The exertion of the conscious will over the life-shape of the individual, at its best, is almost a tactile process; the emotions and the muscles become a concerted system working toward the movement of the world. If you sit down in front of a keyboard things come out of you. Why? Are we not bounded systems?
So what I mean to say is I think I'll start updating this thing more regularly. Just to practice, you know, actually writing instead of producing product. Most of my writing is product. It's selling something. Here I might bore you, but I promise not to sell you anything.
Can we stop selling? Ever?
If you've ever read The Golden Flowerpot, by Hoffman, there are these passages where the main character, Anselmus, gets drawn out of daily reality by Serpentina, the personification of his poetic inspiration. Foofy shit, right? Her heralds are serpents, of course. The first time, he sees some jeweled, emerald serpents in a tree. They coil around, resplendent in beauty, and speak to him in a secret language. It sort of distracts him and it's very unclear whether the people around him can tell it's happening. Later these experiences guide him into a shining eternal realm of inspiration, but whatever, we're getting off topic.

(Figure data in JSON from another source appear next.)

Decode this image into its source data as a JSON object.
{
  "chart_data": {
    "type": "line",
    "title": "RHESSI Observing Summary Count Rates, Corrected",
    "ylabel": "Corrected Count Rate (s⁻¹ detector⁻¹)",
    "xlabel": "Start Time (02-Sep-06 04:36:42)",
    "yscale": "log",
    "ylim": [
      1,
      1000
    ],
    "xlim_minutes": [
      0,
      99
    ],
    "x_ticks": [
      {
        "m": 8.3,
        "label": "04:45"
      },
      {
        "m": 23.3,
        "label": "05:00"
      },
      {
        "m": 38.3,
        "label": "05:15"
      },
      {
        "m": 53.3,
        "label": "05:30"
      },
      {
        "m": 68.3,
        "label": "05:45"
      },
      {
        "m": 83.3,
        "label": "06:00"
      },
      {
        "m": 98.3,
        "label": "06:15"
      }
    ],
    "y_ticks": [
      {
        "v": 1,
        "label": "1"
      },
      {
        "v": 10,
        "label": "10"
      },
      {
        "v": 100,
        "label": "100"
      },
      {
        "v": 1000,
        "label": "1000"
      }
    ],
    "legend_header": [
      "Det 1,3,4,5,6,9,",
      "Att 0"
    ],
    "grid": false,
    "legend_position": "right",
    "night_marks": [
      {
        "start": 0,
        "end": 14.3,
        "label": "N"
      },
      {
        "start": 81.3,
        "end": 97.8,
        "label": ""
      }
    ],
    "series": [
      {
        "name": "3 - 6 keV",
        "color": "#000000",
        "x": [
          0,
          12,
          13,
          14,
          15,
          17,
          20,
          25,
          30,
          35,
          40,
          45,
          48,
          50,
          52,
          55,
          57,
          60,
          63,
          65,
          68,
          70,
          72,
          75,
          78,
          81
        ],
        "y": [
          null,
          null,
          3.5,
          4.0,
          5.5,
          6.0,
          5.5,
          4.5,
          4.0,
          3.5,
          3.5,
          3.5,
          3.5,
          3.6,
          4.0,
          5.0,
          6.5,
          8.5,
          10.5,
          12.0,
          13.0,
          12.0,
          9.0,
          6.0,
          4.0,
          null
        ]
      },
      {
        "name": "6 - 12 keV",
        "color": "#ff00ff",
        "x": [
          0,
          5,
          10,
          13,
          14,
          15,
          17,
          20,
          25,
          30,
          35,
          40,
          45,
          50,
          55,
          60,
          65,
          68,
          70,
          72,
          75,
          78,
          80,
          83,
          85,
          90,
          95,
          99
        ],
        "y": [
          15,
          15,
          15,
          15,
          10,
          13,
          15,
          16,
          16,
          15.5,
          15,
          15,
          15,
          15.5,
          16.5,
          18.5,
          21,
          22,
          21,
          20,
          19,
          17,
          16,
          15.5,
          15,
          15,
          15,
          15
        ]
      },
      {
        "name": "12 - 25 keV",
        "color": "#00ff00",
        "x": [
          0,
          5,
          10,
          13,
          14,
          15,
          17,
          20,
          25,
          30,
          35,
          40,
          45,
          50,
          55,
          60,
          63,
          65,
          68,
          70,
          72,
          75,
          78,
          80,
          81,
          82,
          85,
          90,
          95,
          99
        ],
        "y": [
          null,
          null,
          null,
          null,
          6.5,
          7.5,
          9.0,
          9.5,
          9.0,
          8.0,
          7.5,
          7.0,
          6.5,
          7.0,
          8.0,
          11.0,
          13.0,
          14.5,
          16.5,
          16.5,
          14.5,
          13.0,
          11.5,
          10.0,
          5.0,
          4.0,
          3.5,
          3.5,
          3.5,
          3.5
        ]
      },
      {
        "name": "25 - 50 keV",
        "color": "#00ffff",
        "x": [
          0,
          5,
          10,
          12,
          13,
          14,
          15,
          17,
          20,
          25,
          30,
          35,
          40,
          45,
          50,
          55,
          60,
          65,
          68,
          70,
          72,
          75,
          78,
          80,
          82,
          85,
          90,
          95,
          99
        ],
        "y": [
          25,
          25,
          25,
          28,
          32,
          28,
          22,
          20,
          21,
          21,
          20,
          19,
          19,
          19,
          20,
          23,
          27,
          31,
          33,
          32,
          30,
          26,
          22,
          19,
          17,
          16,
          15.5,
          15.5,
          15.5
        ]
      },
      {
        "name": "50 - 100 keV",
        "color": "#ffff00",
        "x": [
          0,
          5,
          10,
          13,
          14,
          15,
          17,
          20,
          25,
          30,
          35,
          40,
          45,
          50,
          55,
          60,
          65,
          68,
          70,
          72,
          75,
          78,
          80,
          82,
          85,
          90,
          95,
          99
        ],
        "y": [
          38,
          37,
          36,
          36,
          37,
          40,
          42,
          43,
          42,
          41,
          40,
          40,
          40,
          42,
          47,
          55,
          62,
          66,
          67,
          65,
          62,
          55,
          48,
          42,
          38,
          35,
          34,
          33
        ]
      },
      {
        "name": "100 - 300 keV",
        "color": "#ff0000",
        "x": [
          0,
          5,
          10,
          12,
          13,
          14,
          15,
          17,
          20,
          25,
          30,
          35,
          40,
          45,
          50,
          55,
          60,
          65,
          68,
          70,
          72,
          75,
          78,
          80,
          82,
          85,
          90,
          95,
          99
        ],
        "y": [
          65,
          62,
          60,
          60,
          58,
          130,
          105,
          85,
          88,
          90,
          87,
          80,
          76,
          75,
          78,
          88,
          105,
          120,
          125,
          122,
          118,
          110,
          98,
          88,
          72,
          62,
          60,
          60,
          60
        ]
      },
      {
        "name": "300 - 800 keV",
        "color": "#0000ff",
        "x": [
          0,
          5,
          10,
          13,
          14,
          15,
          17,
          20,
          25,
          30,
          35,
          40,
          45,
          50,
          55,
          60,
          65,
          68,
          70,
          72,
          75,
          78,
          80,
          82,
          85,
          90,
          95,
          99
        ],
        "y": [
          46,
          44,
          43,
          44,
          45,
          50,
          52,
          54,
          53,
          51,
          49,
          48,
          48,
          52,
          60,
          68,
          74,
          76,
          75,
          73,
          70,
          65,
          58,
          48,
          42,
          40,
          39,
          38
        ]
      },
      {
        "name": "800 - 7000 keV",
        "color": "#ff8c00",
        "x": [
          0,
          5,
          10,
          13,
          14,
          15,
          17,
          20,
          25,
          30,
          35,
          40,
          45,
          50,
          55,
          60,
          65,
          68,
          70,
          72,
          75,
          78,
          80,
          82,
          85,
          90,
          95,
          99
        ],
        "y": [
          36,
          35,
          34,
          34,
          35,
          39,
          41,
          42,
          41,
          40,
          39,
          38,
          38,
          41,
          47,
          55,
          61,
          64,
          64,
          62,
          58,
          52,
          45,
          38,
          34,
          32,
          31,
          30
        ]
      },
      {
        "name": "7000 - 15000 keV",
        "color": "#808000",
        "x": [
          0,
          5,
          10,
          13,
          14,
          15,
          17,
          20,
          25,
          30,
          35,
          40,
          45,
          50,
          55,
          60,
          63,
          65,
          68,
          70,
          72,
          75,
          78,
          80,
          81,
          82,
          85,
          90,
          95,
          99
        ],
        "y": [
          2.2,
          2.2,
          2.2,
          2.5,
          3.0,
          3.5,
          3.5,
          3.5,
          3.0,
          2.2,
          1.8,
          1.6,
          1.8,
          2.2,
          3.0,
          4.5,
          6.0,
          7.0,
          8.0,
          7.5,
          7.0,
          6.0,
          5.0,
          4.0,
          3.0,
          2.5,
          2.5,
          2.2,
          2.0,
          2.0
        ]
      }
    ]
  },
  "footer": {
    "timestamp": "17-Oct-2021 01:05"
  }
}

The topic is: these interludes, the snakes. When this happens to me it always leads to a line of inquiry I'm not entirely comfortable with.
I don't actually see snakes, don't worry.
There are pattens in trees, there are jewels in reality. There are deep spaces of emotion in the dark, musty, wooden cracks of this world, cracks opened between patterns, patterns that can't be categorized as either natural or man-made. I've done mushrooms and that's sort of the thing I mean, but this emotion is clearer, unclouded by the haze of drug-induded attention-tunneling. It has to do with emotion, with being a child, with play. It has to do with the closets and cabinets that you used to crawl into when you were a little boy or a little girl.
Is this stuff valuable? And by valuable I don't necessarily mean "marketable".
This is a very old conversation, and I doubt I can add anything new.